There are a number of fleeting images of Reich, quite different from the popular notion of the sexual liberator and the bold Promethean who stole knowledge from the gods. "My father was terrified of thunder and lightning," Peter writes. "He was afraid that the thunder was directed at him, for understanding it, for being able to play with it." Elsewhere he describes Reich stepping from the shower in dripping underpants and adds that "he never went naked."
Orgonon seems to have been a place where reality and the adventure fantasies of a boy could easily merge. Reich designated his son as a soldier in the Cosmic Engineers and even took him on missions.

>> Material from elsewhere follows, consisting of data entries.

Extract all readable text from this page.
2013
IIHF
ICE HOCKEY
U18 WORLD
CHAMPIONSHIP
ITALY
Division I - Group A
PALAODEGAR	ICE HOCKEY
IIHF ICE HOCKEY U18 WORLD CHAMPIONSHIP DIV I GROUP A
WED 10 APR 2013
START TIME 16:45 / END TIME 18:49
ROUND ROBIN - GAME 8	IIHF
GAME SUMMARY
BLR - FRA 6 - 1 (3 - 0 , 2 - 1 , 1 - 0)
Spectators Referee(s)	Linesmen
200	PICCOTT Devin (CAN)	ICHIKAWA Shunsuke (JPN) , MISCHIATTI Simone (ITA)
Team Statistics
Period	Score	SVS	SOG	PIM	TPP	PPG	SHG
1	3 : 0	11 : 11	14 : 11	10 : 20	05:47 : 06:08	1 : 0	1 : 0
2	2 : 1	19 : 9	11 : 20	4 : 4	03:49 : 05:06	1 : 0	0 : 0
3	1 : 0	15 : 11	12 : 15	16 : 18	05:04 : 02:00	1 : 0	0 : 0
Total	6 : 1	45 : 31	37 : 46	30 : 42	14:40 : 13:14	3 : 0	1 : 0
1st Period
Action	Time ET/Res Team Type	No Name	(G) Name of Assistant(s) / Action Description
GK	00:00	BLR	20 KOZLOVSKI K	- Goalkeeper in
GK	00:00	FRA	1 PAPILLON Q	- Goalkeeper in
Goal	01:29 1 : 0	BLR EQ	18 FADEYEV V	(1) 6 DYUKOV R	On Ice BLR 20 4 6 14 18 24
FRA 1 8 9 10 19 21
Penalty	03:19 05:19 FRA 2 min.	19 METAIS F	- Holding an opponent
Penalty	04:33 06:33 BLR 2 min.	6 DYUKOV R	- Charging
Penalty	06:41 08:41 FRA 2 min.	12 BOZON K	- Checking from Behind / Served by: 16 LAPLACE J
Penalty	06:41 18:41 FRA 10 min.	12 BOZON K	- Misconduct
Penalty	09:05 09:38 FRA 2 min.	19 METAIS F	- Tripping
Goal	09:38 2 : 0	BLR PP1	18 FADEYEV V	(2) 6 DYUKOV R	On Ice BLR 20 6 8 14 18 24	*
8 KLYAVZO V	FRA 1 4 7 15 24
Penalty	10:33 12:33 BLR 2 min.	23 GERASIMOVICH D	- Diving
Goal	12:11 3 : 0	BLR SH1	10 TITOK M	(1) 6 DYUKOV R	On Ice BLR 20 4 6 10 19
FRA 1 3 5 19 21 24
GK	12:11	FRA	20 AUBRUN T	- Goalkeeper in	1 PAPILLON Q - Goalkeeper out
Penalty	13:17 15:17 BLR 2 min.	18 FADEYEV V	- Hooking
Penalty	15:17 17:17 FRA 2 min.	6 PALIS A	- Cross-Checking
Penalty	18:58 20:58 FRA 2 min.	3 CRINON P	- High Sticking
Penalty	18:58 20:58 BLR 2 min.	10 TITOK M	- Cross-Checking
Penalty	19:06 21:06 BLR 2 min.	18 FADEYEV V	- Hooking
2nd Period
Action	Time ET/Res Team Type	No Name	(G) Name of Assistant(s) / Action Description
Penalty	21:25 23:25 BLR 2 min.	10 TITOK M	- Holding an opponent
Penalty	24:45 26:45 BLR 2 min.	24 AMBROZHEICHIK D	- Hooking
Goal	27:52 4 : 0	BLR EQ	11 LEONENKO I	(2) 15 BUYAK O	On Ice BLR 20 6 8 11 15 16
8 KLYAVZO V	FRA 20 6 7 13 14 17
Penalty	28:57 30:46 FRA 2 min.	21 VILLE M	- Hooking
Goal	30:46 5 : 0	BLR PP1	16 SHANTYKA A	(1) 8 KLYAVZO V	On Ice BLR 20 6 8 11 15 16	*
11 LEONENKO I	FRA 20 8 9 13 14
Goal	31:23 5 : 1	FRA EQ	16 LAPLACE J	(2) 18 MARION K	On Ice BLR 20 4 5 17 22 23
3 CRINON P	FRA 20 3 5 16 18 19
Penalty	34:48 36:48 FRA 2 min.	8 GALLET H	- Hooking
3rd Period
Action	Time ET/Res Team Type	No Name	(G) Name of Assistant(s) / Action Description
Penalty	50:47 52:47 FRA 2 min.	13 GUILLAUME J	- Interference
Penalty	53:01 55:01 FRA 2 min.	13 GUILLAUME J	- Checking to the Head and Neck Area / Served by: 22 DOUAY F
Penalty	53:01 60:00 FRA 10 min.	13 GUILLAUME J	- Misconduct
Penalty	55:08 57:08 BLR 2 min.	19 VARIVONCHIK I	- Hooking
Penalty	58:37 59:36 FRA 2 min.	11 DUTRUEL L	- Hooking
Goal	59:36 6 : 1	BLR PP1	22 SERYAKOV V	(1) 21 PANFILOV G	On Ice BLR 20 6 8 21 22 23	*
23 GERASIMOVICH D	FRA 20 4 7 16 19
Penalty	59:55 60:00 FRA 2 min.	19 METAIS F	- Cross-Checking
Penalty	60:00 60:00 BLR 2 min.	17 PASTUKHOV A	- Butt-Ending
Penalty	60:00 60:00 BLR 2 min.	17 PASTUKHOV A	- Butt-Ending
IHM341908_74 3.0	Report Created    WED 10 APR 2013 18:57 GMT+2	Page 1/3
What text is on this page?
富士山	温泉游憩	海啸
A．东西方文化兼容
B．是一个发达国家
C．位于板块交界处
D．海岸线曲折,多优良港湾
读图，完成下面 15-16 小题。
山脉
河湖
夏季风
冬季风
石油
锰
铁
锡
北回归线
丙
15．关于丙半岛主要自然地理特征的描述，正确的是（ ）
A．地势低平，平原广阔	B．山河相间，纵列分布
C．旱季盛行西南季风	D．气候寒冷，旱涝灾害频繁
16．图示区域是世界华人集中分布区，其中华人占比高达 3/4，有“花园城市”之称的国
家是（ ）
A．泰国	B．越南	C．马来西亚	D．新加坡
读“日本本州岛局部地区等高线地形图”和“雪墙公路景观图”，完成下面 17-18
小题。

In Arizona, Peter operated a "cloudbuster," a gunlike device constructed of aluminum tubes that Reich believed could cause rain by directing the orgone in the atmosphere. Peter says it did rain; he also says he saw flying saucers (green and red disks) and even chased them with the cloudbuster.
Neither science nor fiction, A Book of Dreams inhabits its own special and highly vulnerable reality. The truth of what young Reich says he experienced is rooted in the timeless mysteries of fathers and sons, where the literal and the mythic cannot always be distinguished. Peter Reich the man makes no effort to do so. Molded by the overwhelming fact that the world did not accept and love his father as unquestioningly as he did, he cannot and does not want to intellectualize his past. "Until I learn more about what science does not know about Life Energy," he says, "I have no choice but to believe in everything I experienced as a child."
Today Peter Reich lives in a rented farmhouse in Vermont with his cats, dog, a "companion-wife" and a few reminders of childhood. There are his father's prison letters, some photographs, including a closely guarded one of himself at age eleven, standing proudly in a cowboy hat beneath the cloudbuster. There is an old, well-kept Winchester carbine that his father, who was fond of guns, gave him. There is also an orgone blanket. Roughly 2 ft. by 3 ft., it is simply a layer of natural wool backed with steel wool that is kept in place by a fine mesh screen. "I used it recently on a cut finger and it healed quickly," says Peter. He also practices a few other Reichian techniques, including screaming and forced vomiting to soften up the "muscular armor"--the uptightness of the body that Wilhelm Reich believed could interfere with the healthy flow of orgone.
Like his mother, Peter Reich repeatedly emphasizes that he is unqualified to judge the validity of his father's work. But he does share his father's idealism and social conscience. Peter has been a VISTA volunteer in Oregon, and worked with drug addicts in Boston for a while. He has been a journalist on Staten Island, N.Y., and, with two friends, even tried to start a daily newspaper in Manhattan. His book took six drafts and endless soul searches. "My father was afraid that his wives and children would write books about him, and they did," he says. "Talk about guilt." Guilty or not, this book is deeply touching. Nearly every line seems balanced fearfully between devotion and the possibility of betrayal.